Unconfident. I don't yet have a firm philosophical grounding on abstractions.

# Unequally Made Abstractions

Not all natural abstractions are made equal. It seems to me that there are different degrees of "naturalness" of an abstraction. When we say a concept is a natural abstraction, we are saying things like:

- The concept is highly privileged by the inductive biases of most learning algorithms that can efficiently learn our universe
^{[1]}- The more privileged the concept is in aggregate
^{[2]}, the more natural the abstraction is- Learning algorithms given weight inversely proportional to how efficiently they learn our universe

- The more learning algorithms privilege the concept, the more natural an abstraction it is

- The more privileged the concept is in aggregate
- Most efficient representations of our universe contain a simple embedding of the subset
- [The simpler the embeddings of the concept are]/[the easier it is to point to embeddings of the concept] in aggregate
^{[3]}, the more natural the abstraction is

- [The simpler the embeddings of the concept are]/[the easier it is to point to embeddings of the concept] in aggregate

It follows that the most natural abstractions for a concept (cluster) are the abstractions that we'd expect AI systems to actually use/the abstractions that are most relevant for their decision making.

# What's The Most Natural Abstraction for Human Values?

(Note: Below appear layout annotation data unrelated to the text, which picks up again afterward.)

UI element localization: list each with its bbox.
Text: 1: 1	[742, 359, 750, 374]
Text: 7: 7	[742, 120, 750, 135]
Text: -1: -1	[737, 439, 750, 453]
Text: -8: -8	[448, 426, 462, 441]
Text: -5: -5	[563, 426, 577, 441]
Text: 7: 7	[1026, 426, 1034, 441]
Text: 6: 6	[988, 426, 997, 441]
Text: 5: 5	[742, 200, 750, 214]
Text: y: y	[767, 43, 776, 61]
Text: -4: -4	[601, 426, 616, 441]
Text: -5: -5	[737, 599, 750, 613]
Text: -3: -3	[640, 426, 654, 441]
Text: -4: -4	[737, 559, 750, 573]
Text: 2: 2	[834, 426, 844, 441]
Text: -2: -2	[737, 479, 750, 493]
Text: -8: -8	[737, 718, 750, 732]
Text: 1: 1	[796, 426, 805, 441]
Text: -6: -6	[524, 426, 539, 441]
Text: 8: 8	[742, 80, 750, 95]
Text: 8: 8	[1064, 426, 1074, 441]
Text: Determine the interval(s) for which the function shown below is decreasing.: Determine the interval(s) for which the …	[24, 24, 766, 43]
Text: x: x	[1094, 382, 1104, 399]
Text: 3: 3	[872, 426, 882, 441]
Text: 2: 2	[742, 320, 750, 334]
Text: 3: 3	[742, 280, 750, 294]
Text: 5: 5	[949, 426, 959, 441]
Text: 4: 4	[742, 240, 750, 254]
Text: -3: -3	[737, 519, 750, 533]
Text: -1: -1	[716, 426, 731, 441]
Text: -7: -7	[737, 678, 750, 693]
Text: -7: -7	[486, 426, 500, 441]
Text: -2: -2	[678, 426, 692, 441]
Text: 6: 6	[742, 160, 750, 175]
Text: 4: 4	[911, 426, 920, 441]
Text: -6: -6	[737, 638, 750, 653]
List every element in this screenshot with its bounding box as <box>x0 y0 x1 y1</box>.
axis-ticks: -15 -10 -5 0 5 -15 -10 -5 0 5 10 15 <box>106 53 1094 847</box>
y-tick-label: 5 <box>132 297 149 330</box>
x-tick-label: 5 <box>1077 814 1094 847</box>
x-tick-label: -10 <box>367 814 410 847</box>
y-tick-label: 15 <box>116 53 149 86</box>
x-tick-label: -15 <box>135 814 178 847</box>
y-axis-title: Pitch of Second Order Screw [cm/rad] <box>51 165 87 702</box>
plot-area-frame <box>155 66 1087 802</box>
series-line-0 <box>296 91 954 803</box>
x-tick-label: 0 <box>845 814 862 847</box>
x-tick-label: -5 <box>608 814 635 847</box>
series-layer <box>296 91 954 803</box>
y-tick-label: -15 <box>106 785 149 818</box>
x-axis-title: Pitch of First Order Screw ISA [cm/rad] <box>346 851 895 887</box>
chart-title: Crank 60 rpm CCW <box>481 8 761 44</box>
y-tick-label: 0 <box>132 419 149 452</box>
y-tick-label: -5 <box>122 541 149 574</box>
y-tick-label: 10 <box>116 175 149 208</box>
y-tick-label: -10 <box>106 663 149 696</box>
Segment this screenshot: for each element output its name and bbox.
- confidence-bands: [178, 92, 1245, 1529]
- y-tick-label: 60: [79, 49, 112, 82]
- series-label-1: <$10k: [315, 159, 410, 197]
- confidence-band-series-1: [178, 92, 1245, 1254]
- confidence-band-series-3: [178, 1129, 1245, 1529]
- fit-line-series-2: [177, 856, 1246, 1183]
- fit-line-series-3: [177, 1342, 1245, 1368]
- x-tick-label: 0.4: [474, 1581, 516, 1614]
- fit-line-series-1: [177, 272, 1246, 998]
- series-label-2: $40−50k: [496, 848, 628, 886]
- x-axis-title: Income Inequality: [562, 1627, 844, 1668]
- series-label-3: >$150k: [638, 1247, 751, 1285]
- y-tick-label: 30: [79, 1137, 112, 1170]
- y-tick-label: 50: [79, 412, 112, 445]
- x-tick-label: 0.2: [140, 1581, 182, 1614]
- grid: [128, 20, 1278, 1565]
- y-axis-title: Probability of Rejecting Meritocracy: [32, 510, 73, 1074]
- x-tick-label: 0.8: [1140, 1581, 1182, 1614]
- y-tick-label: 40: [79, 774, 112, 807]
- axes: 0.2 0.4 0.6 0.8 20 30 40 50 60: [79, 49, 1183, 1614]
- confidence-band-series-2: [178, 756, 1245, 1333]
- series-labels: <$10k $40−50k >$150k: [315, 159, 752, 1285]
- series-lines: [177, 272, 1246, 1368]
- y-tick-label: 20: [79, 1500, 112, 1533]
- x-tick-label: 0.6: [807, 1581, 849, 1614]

Consider the subset of "human values" that we'd be "happy" (were we fully informed) for powerful systems to optimise for.

[Weaker version: "the subset of human values that it is existentially safe for powerful systems to optimise for".]

Let's call this subset "ideal values".

I'd guess that the "most natural" abstraction of values isn't "ideal values" themselves but something like "the minimal latents of ideal values".

# Conclusions

I don't think the multitude of abstractions of human values is necessarily as big a stumbling block as Steiner posited.

^{^}"Learning our universe" means learning a map/world model of our universe that allows effectively predicting future events.

The constraint of efficiency suggests that the learned world model (and inferences via it) should have low data, time, and space complexity (relative to what is attainable for optimal learning algorithms).

^{^}When aggregating across learning algorithms we might want to give algorithms weights that are inversely proportional to how efficient they are in learning our universe.

^{^}When aggregating across representations of our universe we might want to give representations weights that are inversely proportional to how efficient they represent our universe.

I don't follow. It seems like you agree that the human values we would like to have optimized is not a natural abstraction, and instead there is some different concept that would be learned instead, if attempting to learn human values as a natural abstraction. This seems like stumbling block, but then your conclusion immediately says that it isn't a stumbling block.

I'm kind of tipsy so maybe I'm missing something.

The most natural abstraction isn't any specific model of human values, but a minimal model that captures what they have in common.

What can one use this minimal model for?

The minimal model may be the model most agents performing unsupervised learning on human generated data learn.

Alternatively, most other models imply the minimal model.

This tells us how we get that model but not what one can use it for.

I think using such a model as an optimisation target would be existentially safe.